The La Palma-based Innovation Institute, a provider of business services and products and investment management services to health systems, is taking a broad role in championing its cause.
The institute was established in 2013 with an investment by Irvine-based St. Joseph Health. It encompasses an innovation lab, an investment fund, and a group of companies that provide shared services, including Healthcare Design and Construction LLC.
It’s one of about 90 dedicated “health accelerators” in the U.S.
The accelerators serve as launching pads for healthcare technology and service companies. Industry observers credit their growth to the passage and implementation of federal healthcare reform.
The institute recently hosted an innovation center summit at its Newport Beach laboratory that drew officials from innovation centers started by hospital systems and other providers around the country.
Getting funding and succeeding in the acceleration process were among the topic areas covered by participants.
Larry Stofko, the laboratory’s executive vice president, co-chaired the event with Mike Squires, vice president of innovation and public policy for Cranbury, N.J.-based BluePrint Healthcare IT, a software and services company.
Three major themes emerged from the workshop’s breakout and brainstorming sessions, according to the Innovation Institute:
• Engage people outside the innovation centers and healthcare systems, including chief executives, doctors and patients.
• Examine and reinvent the healthcare delivery process, as well as innovation development.
• Measure developed innovations in order to ensure progress and corrections, and in order to judge their success.
Slowing M&A Predicted
Large healthcare merger and acquisition deals like Irvine-based Allergan Inc.’s pending $68 billion buyout by Actavis PLC are less likely in 2015, according to Chicago-based Morningstar Research.
“Recent changes in U.S. tax policy will likely slow the torrid pace of M&A seen over the past two years, as the new policy will limit the benefits of reducing the tax rate for U.S. firms merging with an international company,” Morningstar said in a recent research report.
Analyst Damien Conover mentioned Allergan and Actavis in commentary regarding deals.
“… The white knight acquisition of Allergan by Actavis to fend off Valeant [Pharmaceuticals International Inc.] looks likely to complete and showcases the importance of scale and cost-cutting between two major healthcare companies,” Conover said.
Ambry Wins Patent Case Appeal
Aliso Viejo-based Ambry Genetics Corp. said late last month that a federal appeals court found three patents covering DNA-based breast cancer diagnostic tests that were asserted against it by Salt Lake City-based Myriad Genetics Inc. “do not contain subject matter eligible for patent protection.”
“Myriad did not create or alter any of the genetic information encoded in the BRCA1 or BRCA2 genes,” the justices said in an opinion posted on the court’s docket. “The location and order of the nucleotides existed in nature before Myriad found them.”
Ambry Chief Executive Charles Dunlop reacted strongly to the court’s decision:
“I knew intellectually that we were right, and our basic arguments were correct.
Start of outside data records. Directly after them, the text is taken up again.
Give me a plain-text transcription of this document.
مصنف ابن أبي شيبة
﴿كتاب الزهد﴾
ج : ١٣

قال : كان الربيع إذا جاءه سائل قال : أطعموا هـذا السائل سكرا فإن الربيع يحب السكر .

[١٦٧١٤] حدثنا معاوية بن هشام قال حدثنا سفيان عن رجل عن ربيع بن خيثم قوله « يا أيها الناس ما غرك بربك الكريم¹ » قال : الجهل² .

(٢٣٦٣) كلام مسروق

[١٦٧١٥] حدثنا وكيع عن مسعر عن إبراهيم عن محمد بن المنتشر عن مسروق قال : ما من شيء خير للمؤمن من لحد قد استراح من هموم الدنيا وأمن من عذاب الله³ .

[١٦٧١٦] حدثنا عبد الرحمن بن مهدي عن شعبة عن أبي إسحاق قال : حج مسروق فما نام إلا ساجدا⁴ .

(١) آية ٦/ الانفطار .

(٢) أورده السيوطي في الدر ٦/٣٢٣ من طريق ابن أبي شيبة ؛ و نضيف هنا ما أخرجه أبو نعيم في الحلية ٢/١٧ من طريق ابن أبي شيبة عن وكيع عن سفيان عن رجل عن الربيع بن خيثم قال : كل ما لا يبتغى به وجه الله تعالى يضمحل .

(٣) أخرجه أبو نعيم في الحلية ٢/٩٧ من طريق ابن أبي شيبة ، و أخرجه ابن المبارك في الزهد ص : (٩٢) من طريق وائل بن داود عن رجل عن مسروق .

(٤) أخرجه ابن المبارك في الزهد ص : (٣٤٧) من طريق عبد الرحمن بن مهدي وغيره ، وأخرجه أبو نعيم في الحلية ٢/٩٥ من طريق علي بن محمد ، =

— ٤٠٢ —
I have cancer and I could not believe—I found it offensive, actually—that somebody with cancer would not have options for genetic testing,” Dunlop said. “Because we believed our position was correct under the law, we decided to move forward and defend Ambry from Myriad’s claims.”
Myriad told Bloomberg that it was disappointed in the decision and would consider all of its options.
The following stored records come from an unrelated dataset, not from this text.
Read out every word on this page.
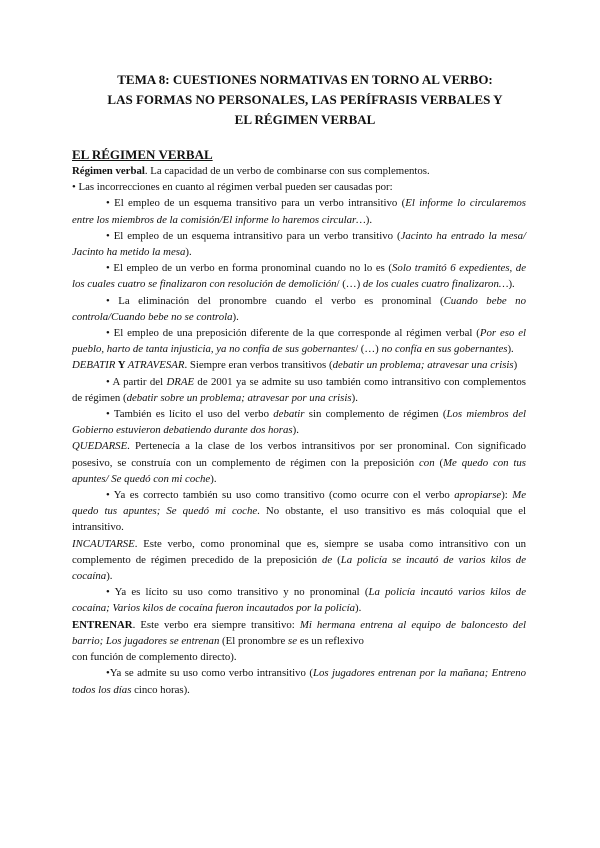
TEMA 8: CUESTIONES NORMATIVAS EN TORNO AL VERBO:
LAS FORMAS NO PERSONALES, LAS PERÍFRASIS VERBALES Y
EL RÉGIMEN VERBAL

EL RÉGIMEN VERBAL

Régimen verbal. La capacidad de un verbo de combinarse con sus complementos.

• Las incorrecciones en cuanto al régimen verbal pueden ser causadas por:

• El empleo de un esquema transitivo para un verbo intransitivo (El informe lo circularemos entre los miembros de la comisión/El informe lo haremos circular…).

• El empleo de un esquema intransitivo para un verbo transitivo (Jacinto ha entrado la mesa/ Jacinto ha metido la mesa).

• El empleo de un verbo en forma pronominal cuando no lo es (Solo tramitó 6 expedientes, de los cuales cuatro se finalizaron con resolución de demolición/ (…) de los cuales cuatro finalizaron…).

• La eliminación del pronombre cuando el verbo es pronominal (Cuando bebe no controla/Cuando bebe no se controla).

• El empleo de una preposición diferente de la que corresponde al régimen verbal (Por eso el pueblo, harto de tanta injusticia, ya no confía de sus gobernantes/ (…) no confía en sus gobernantes).

DEBATIR Y ATRAVESAR. Siempre eran verbos transitivos (debatir un problema; atravesar una crisis)

• A partir del DRAE de 2001 ya se admite su uso también como intransitivo con complementos de régimen (debatir sobre un problema; atravesar por una crisis).

• También es lícito el uso del verbo debatir sin complemento de régimen (Los miembros del Gobierno estuvieron debatiendo durante dos horas).

QUEDARSE. Pertenecía a la clase de los verbos intransitivos por ser pronominal. Con significado posesivo, se construía con un complemento de régimen con la preposición con (Me quedo con tus apuntes/ Se quedó con mi coche).

• Ya es correcto también su uso como transitivo (como ocurre con el verbo apropiarse): Me quedo tus apuntes; Se quedó mi coche. No obstante, el uso transitivo es más coloquial que el intransitivo.

INCAUTARSE. Este verbo, como pronominal que es, siempre se usaba como intransitivo con un complemento de régimen precedido de la preposición de (La policía se incautó de varios kilos de cocaína).

• Ya es lícito su uso como transitivo y no pronominal (La policía incautó varios kilos de cocaína; Varios kilos de cocaína fueron incautados por la policía).

ENTRENAR. Este verbo era siempre transitivo: Mi hermana entrena al equipo de baloncesto del barrio; Los jugadores se entrenan (El pronombre se es un reflexivo

con función de complemento directo).

•Ya se admite su uso como verbo intransitivo (Los jugadores entrenan por la mañana; Entreno todos los días cinco horas).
Myriad, which has annual sales of $778 million and a recent market value of about $2.6 billion, originally sued privately held Ambry in July 2013.
The action was triggered by a June 2013 U.S. Supreme Court ruling in a case involving Myriad that ended the 30-year practice of awarding patents for human genes. That case was over a pair of genes known as BRCA1 and BRCA2 that are associated with breast cancer.
Justices ruled that naturally occurring human genes can’t be patented but also ruled that patents could be claimed on modified DNA.
Ambry said at the time that it planned to market its versions of the BRCA tests.